La SAS [15] soutient que la [11] n’a pas procédé à des investigations loyales car elle s’est contentée de lui adresser un questionnaire et n’a pas sollicité l’avis de son médecin-conseil sur les causes du malaise de M. [S].
Il n’est pas contesté qu’en l’espèce, la SAS [15] avait formulé des réserves auprès de la [11] sur les causes de cet accident.
Il est établi que la caisse a procédé à des “investigations complémentaires” et a, notamment, adressé un questionnaire à l’employeur.
Il convient de relever qu’en vertu du texte précité, l’obligation de mener une enquête ne pèse sur la [10] qu’en cas de décès du salarié.
Dans les autres hypothèses, le texte prévoit uniquement qu’elle adresse un questionnaire aux parties.

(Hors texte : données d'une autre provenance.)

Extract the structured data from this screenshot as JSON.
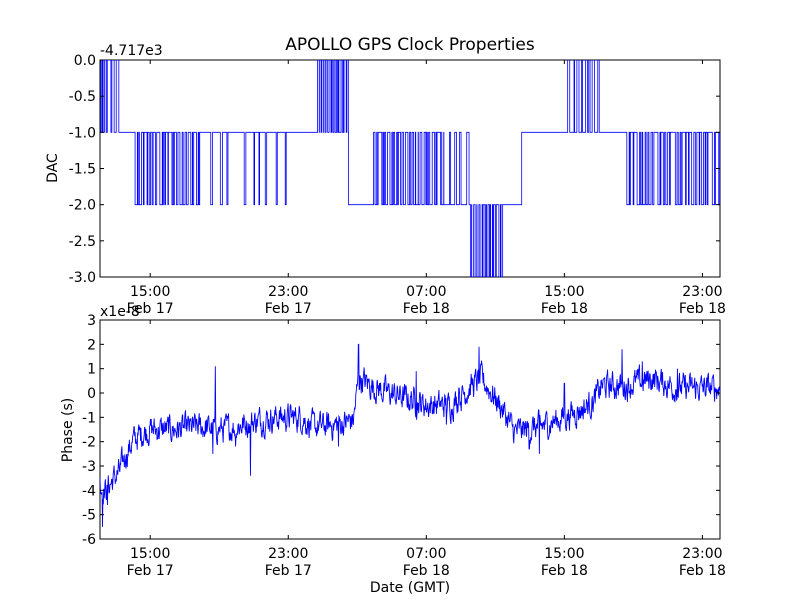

Par ailleurs, l’obligation de loyauté qui pèse sur elle dans ce cas de figure ne porte que sur les modalités et la teneur de l’information qu’elle délivre à l’employeur et au salarié.
En effet, aux termes de l’article R. 441-8 précité, les parties doivent être informées des délais d’expiration de la période d’instruction du dossier, de la date à laquelle le dossier constitué par la [10] leur sera mis à disposition et du délai dont elles disposent pour formuler des observations sur les éléments pouvant leur faire grief.
En outre, la [10] se doit délivrer cette information aux parties par tout procédé conférant date certaine à la réception de l’information.
Son obligation de loyauté pèse précisément sur ces points et le texte ne lui impose pas de procéder à certaines investigations spécifiques en présence d’un accident n’ayant pas entraîné le décès du salarié.
Dès lors, dans la présente espèce, la [11] n’a pas manqué à son obligation de loyauté en adressant aux parties un questionnaire, sans procéder à d’autres investigations.
Il n’est pas non plus soutenu qu’elle n’a pas délivré aux parties les informations qu’elle devait leur communiquer en application de l’article R.441-8 précité.
Ainsi, aucun manquement à son obligation de loyauté n’est caractérisé.
Le moyen ainsi développé par la SAS [15] ne saurait prospérer.
Sur la demande d’expertise médicale présentée par la SAS [13]
L’article 146 du code de procédure civile prévoit ce qui suit :
“Une mesure d’instruction ne peut être ordonnée sur un fait que si la partie qui l’allègue ne dispose pas d’éléments suffisants pour le prouver.
En aucun cas une mesure d’instruction ne peut être ordonnée en vue de suppléer la carence de la partie dans l’administration de la preuve.”
La SAS [15] sollicite une mesure d’expertise médicale afin de déterminer la cause de l’accident dont a été victime M. [S].
Si l’employeur ne peut établir la cause médicale de l’accident survenu à l’un de ses salariés, sur son lieu de travail et pendant ses horaires de travail, il peut néanmoins apporter des éléments permettant d’établir que les faits se sont déroulés comme il les relate et éventuellement que le salarié avait des soucis de santé antérieurs, connus et qui pourraient être la cause de cet accident.
En l’espèce, la SAS [15] se contente d’affirmer certains points sans apporter un commencement de preuve de ses dires.
Elle n’apporte donc pas de preuves des faits qu’elle invoque.
De ce fait, sa demande d’expertise doit être rejetée.
La SAS [15] succombant en ses prétentions, elle sera condamnée aux dépens de la présente instance.
PAR CES MOTIFS,
Le tribunal, statuant contradictoirement, par décision rendue en premier ressort et par mise à disposition au greffe,
DEBOUTE la SAS [15] de l’ensemble de ses demandes ;
CONDAMNE la SAS [15] aux dépens de la présente instance.
Et le présent jugement est signé par Isabelle ROQUES, 1ère Vice Présidente et par Laurie-Anne DUCASSE, Greffière, présents lors du prononcé.